Doesn’t that look gorgeous and delicious! It was delicious and didn’t need any additional toppings like butter or syrup, it was good to go right out of the pan. I found this recipe on Pinterest from a blog called “Phemomenon”. I highly recommend that you try it right away!
1 smallish baguette or crusty loaf of bread, cut into 1″ slices (about 1 pound loaf) (I bought a loaf of French bread in the Winco bakery)
1/2 cup milk
1/3 cup heavy cream
2 teaspoons vanilla
1/4 teaspoon cinnamon
pinch of sea salt
1/2 cup (1 stick) unsalted butter
3/4 cup packed dark brown sugar
2 tablespoons light corn syrup
1 teaspoon vanilla
1 Day Ahead:
1 Butter 9 x9″ pan. Place bread slices, standing up, in pan. Set aside while preparing custard.
2 In a large measuring cup or pitcher, whisk together eggs, milk, cream, vanilla and salt until well combined. Pour mixture evenly over all bread slices in pan. (Make sure it gets down between slices as well, I used one hand to pour and with my other hand, I used a knife to separate the slices so that they all got covered.) Cover pan tightly with plastic wrap and refrigerate overnight.
3 Preheat oven to 350. Remove casserole from fridge and set on baking sheet.
4 In large microwave bowl or large glass measuring cup, melt butter in microwave just until melted (about 1 – 1 1/2 minutes on high). Add brown sugar and corn syrup, whisk well to combine. Microwave on high again in 30 second bursts (2 – 3 times should be enough) until sugar is melted and mixture is bubbly and hot.
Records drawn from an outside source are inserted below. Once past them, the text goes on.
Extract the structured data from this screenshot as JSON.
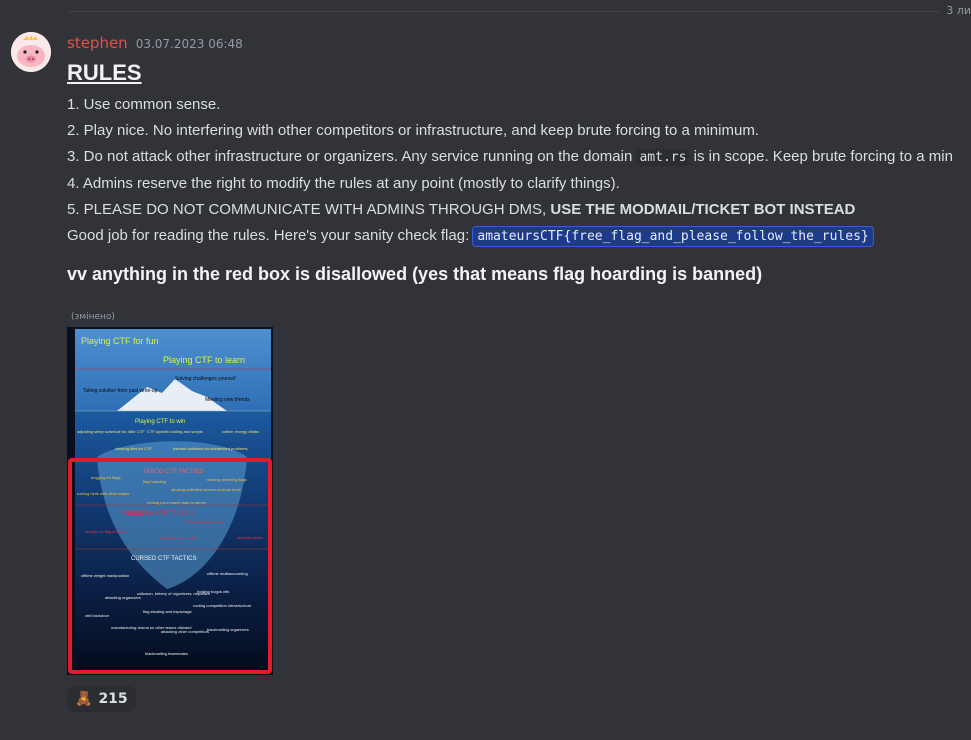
{
  "divider": {
    "label": "3 ли"
  },
  "message": {
    "username": "stephen",
    "timestamp": "03.07.2023 06:48",
    "title": "RULES",
    "rules": [
      {
        "text": "1. Use common sense."
      },
      {
        "text": "2. Play nice. No interfering with other competitors or infrastructure, and keep brute forcing to a minimum."
      },
      {
        "pre": "3. Do not attack other infrastructure or organizers. Any service running on the domain ",
        "code": "amt.rs",
        "post": " is in scope. Keep brute forcing to a min"
      },
      {
        "text": "4. Admins reserve the right to modify the rules at any point (mostly to clarify things)."
      },
      {
        "pre": "5. PLEASE DO NOT COMMUNICATE WITH ADMINS THROUGH DMS, ",
        "bold": "USE THE MODMAIL/TICKET BOT INSTEAD"
      },
      {
        "pre": "Good job for reading the rules. Here's your sanity check flag: ",
        "flag": "amateursCTF{free_flag_and_please_follow_the_rules}"
      }
    ],
    "subheading": "vv anything in the red box is disallowed (yes that means flag hoarding is banned)",
    "edited_label": "(змінено)"
  },
  "iceberg": {
    "tiers": [
      "Playing CTF for fun",
      "Playing CTF to learn",
      "Solving challenges yourself",
      "Taking solution from past write-up",
      "Meeting new friends",
      "Playing CTF to win",
      "adjusting sleep schedule for 48hr CTF",
      "CTF-specific tooling and scripts",
      "coffee; energy drinks",
      "clearing tiles for CTF",
      "banned solutions for unintended problems",
      "TABOO CTF TACTICS",
      "begging for flags",
      "flag hoarding",
      "sharing cheesing flags",
      "trading hints with other teams",
      "abusing unlimited servers to brute force",
      "renting ips in same data to server",
      "FORBIDDEN CTF TACTICS",
      "straight up flag sharing",
      "infiltrating other teams",
      "dropping in flags early",
      "adderall abuse",
      "CURSED CTF TACTICS",
      "ctftime weight manipulation",
      "ctftime multiaccounting",
      "attacking organizers",
      "collusion, bribery of organizers; nepotism",
      "hosting bogus ctfs",
      "ctfd backdoor",
      "flag stealing and espionage",
      "rooting competition infrastructure",
      "manufacturing drama so other teams disband",
      "attacking other competitors",
      "blackmailing organizers",
      "blackmailing teammates"
    ]
  },
  "reaction": {
    "emoji": "🧸",
    "count": "215"
  },
  "colors": {
    "username": "#e0524a",
    "flag_bg": "#1e3a8a",
    "red_box": "#e11d2a",
    "background": "#313338"
  }
}
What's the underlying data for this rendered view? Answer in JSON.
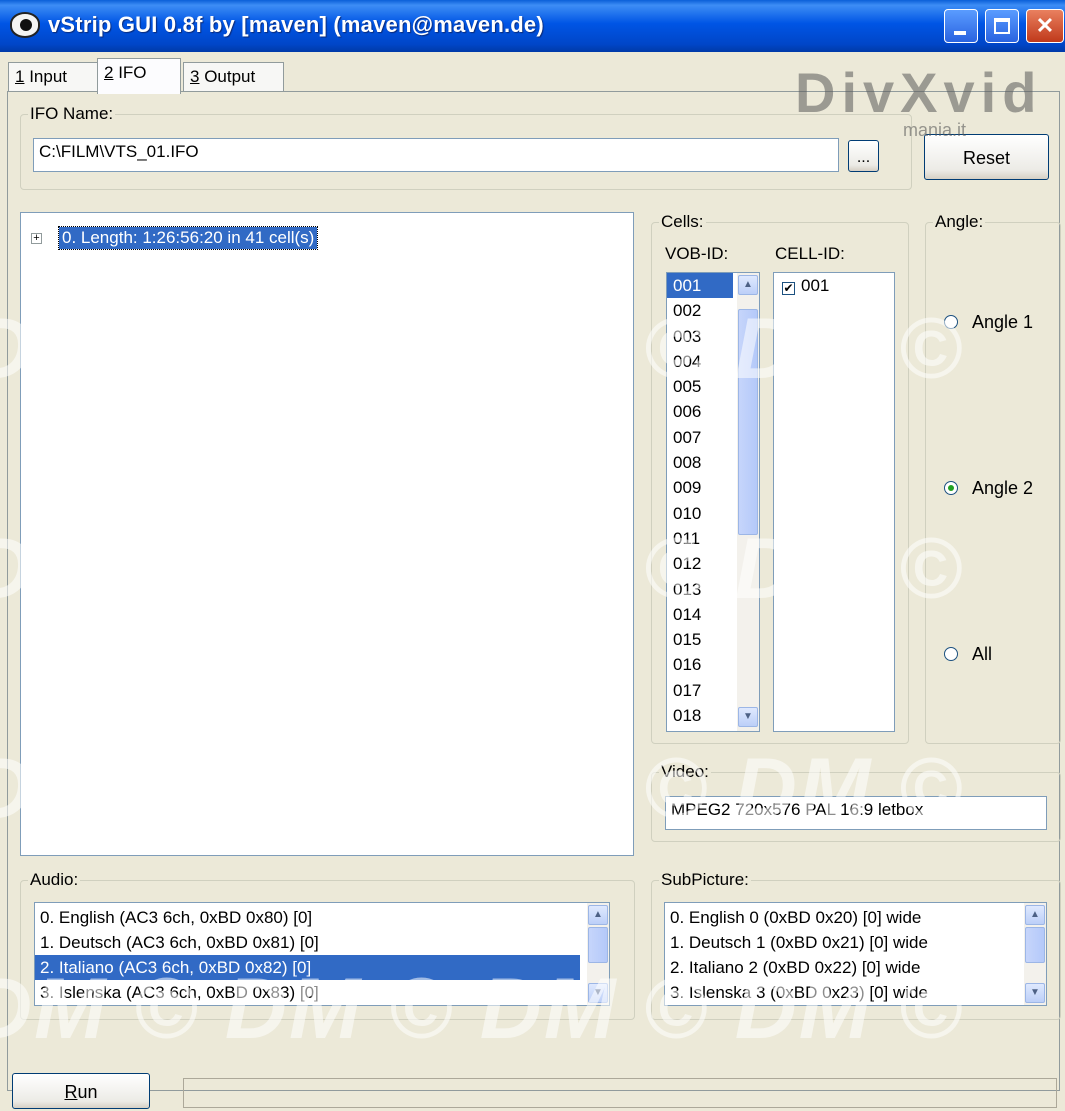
{
  "window": {
    "title": "vStrip GUI 0.8f by [maven] (maven@maven.de)"
  },
  "watermark": {
    "text": "DM © DM © DM © DM ©",
    "logo": "DivXvid",
    "logo_sub": "mania.it"
  },
  "tabs": [
    {
      "hotkey": "1",
      "label": " Input",
      "active": false
    },
    {
      "hotkey": "2",
      "label": " IFO",
      "active": true
    },
    {
      "hotkey": "3",
      "label": " Output",
      "active": false
    }
  ],
  "ifo": {
    "legend": "IFO Name:",
    "path": "C:\\FILM\\VTS_01.IFO",
    "browse_label": "...",
    "reset_label": "Reset"
  },
  "tree": {
    "expander": "+",
    "node": "0. Length: 1:26:56:20 in 41 cell(s)"
  },
  "cells": {
    "legend": "Cells:",
    "vob_header": "VOB-ID:",
    "cell_header": "CELL-ID:",
    "vob_ids": [
      "001",
      "002",
      "003",
      "004",
      "005",
      "006",
      "007",
      "008",
      "009",
      "010",
      "011",
      "012",
      "013",
      "014",
      "015",
      "016",
      "017",
      "018"
    ],
    "selected_vob": "001",
    "cell_ids": [
      {
        "label": "001",
        "checked": true
      }
    ]
  },
  "angle": {
    "legend": "Angle:",
    "options": [
      {
        "label": "Angle 1",
        "selected": false
      },
      {
        "label": "Angle 2",
        "selected": true
      },
      {
        "label": "All",
        "selected": false
      }
    ]
  },
  "video": {
    "legend": "Video:",
    "value": "MPEG2 720x576 PAL 16:9 letbox"
  },
  "audio": {
    "legend": "Audio:",
    "items": [
      "0. English (AC3 6ch, 0xBD 0x80) [0]",
      "1. Deutsch (AC3 6ch, 0xBD 0x81) [0]",
      "2. Italiano (AC3 6ch, 0xBD 0x82) [0]",
      "3. Islenska (AC3 6ch, 0xBD 0x83) [0]"
    ],
    "selected_index": 2
  },
  "subpicture": {
    "legend": "SubPicture:",
    "items": [
      "0. English 0 (0xBD 0x20) [0] wide",
      "1. Deutsch 1 (0xBD 0x21) [0] wide",
      "2. Italiano 2 (0xBD 0x22) [0] wide",
      "3. Islenska 3 (0xBD 0x23) [0] wide"
    ]
  },
  "footer": {
    "run_hotkey": "R",
    "run_rest": "un",
    "status": ""
  },
  "icons": {
    "minimize": "minimize-icon",
    "maximize": "maximize-icon",
    "close": "close-icon",
    "app": "eye-icon"
  },
  "colors": {
    "titlebar": "#0055e5",
    "selection": "#316ac5",
    "face": "#ece9d8"
  }
}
Gently whisk in vanilla. (You can also do this on the stove top.)
5 Carefully and evenly pour sugar mixture over casserole, covering each slice well. (I did the same pour and separate with a knife thing here as well.) Place casserole, on baking sheet, in oven and bake until puffy all across pan like a good bread pudding and is golden and baked through, about 40 -45 minutes depending on how packed your pan is. The casserole will deflate as it cools. Serve warm with mixed berries.